Thursday, 19 May 2016

Why I still do not care one bit for the Netherlands

For the past few days I had my mother and brothers visiting me here in Germany. I guess it was both a weird experience to speak so much Dutch again, and also very normal. It also made me aware of just how much I have been trying to forget about the Netherlands.

Over here in Germany I have been trying to rebuild my life, starting off with almost zero possessions and zero money just a few years ago. I have been painfully aware of just how traumatic my life back in the Netherlands has been.

Aside from the brief interlude of my youth, the confusion and loneliness of trying to understand who I was led up to figuring out that I was intersexed. Instead of a solution and end of confusion the next decade would bring only pain and suffering. From psychological to physical and sexual abuse, psychologists, doctors and others all seemed to conspire against me to make my life a living hell.

This all against the uselessness of the Dutch legal system which failed to protect me when it should have, or understand the plight of intersex and similar minorities. I'm still frankly amazed that I got my official gender changed, even if it was all thanks to German medical results.

While my time here in Germany hasn't been and still isn't easy, it's laughably easy compared to the horror that were the past two decades or so in the Netherlands. I have nothing to thank the Netherlands for. It didn't shelter or protect me. It wasn't there when I needed it the most. Its people may not be mean-spirited, but I can feel nothing but bitter hatred for the country as a whole.

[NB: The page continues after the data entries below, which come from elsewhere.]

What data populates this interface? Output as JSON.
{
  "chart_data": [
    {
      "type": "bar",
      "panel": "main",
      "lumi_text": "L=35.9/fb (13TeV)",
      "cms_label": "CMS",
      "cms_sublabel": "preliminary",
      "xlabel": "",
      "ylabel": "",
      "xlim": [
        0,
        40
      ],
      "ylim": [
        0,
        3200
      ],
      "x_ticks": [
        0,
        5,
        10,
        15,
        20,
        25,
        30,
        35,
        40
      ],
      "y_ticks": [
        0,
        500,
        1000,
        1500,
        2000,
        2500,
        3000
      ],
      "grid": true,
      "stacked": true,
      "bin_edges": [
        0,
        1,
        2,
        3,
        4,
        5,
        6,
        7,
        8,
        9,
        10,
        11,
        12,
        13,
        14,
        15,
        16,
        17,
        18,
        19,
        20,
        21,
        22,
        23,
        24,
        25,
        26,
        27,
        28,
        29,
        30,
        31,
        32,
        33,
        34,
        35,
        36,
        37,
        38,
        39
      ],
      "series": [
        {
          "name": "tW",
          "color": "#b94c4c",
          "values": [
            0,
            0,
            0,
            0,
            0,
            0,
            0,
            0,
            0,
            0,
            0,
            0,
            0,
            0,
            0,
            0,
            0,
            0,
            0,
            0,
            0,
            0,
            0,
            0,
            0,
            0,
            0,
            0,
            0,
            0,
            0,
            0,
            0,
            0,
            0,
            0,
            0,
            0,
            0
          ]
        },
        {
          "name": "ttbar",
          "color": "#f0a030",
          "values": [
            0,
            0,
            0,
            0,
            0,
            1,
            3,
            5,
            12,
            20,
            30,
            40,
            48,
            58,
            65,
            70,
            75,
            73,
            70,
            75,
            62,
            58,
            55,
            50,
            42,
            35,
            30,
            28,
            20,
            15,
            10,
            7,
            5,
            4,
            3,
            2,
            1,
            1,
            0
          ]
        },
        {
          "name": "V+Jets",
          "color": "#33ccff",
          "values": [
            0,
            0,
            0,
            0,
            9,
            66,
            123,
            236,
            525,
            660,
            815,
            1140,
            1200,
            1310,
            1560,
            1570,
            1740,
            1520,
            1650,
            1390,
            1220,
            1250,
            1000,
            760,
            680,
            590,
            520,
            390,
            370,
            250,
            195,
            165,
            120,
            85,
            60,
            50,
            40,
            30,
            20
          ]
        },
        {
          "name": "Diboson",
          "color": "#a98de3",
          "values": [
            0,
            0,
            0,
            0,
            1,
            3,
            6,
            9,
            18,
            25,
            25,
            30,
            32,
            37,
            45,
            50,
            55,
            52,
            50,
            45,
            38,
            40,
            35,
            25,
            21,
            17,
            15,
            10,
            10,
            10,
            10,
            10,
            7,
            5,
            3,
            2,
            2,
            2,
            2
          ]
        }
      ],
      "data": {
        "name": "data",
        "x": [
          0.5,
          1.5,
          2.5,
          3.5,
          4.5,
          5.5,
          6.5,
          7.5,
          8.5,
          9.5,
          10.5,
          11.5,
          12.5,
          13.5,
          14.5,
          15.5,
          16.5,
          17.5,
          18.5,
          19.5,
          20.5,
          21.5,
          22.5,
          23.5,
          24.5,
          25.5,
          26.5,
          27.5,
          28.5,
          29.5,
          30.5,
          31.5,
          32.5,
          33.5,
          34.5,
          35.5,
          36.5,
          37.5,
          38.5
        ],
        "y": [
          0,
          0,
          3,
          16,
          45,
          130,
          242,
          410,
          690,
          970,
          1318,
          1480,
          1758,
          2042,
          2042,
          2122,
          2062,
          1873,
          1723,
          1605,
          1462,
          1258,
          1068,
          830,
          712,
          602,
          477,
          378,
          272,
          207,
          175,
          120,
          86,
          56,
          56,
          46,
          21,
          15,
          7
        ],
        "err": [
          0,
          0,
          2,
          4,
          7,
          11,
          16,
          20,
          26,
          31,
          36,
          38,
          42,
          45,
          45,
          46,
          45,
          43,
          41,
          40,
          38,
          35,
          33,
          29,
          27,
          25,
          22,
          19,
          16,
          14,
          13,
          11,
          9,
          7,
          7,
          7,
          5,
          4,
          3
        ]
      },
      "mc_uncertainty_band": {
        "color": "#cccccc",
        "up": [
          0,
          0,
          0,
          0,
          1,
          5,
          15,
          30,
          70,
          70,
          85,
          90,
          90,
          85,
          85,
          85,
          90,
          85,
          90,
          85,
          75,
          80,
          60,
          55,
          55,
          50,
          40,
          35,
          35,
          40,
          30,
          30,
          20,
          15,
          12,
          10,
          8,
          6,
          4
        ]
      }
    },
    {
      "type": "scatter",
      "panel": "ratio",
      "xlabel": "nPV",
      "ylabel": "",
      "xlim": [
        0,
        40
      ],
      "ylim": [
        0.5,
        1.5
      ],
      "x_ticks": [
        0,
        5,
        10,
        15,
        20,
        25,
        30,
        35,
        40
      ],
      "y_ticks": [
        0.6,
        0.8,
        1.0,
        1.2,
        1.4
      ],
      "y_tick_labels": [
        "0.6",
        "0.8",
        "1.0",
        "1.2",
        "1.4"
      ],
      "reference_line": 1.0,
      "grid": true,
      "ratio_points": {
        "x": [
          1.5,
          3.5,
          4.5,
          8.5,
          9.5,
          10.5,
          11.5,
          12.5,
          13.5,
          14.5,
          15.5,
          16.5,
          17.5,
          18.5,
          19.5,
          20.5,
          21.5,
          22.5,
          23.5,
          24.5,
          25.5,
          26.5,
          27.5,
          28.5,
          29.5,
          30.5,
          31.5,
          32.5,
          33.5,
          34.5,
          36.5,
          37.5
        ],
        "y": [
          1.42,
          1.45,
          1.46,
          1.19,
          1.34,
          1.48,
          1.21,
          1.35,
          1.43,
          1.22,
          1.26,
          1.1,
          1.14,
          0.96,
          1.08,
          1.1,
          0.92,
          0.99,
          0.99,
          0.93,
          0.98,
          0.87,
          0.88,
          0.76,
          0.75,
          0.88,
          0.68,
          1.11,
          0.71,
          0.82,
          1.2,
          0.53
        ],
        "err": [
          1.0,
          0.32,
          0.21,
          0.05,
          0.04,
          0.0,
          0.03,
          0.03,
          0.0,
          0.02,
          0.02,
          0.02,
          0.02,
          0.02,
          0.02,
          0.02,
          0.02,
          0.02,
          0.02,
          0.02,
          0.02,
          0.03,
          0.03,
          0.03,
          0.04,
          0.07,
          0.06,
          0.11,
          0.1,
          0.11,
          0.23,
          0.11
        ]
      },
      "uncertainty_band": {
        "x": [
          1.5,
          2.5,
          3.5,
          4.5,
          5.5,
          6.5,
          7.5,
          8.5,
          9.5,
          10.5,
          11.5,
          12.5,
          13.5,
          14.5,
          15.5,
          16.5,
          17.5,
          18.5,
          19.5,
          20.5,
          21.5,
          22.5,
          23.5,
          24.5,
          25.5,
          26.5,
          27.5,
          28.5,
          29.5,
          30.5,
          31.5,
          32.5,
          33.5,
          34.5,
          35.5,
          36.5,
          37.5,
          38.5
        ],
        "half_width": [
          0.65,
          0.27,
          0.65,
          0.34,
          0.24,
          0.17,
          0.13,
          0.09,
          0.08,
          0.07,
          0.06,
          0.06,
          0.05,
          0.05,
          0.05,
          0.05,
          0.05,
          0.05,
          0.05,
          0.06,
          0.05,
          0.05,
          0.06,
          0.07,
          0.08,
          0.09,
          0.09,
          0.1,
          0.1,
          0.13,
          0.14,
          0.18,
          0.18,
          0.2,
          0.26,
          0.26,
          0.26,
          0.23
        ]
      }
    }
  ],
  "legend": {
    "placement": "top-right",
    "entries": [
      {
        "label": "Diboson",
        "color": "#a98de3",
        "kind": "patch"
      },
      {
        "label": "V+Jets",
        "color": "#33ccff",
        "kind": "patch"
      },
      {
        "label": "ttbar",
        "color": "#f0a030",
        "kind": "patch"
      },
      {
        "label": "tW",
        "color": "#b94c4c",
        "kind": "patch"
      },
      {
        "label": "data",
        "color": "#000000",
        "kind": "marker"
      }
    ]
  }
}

All the help I received inside the Netherlands and outside ultimately only led me to the inevitable conclusion that I had to somehow escape.

Even though I did escape, I clearly did not escape the traumas these experiences left me with. How to trust people again? How to like and love oneself? How to not view life as an endless treadmill of misery and pain until one's inevitable death? My experiences in my country of birth never taught me any of that.

It just taught me how to survive. How to be mean, how to bite back, hide, deaden one's emotions, suppress memories and feelings, and accept being just an unworthy scrap of life in a cold, uncaring society. Thanks to this I still cannot ask for help, nor do I expect that anyone will help me. I expect betrayal and a cold shoulder. To me that's all normal. Just the way life works.

Thus I left. Thus I won't ever go back or forgive the Netherlands for what it did to me. Thus I keep hoping that maybe things can be different as well. That maybe I can be different.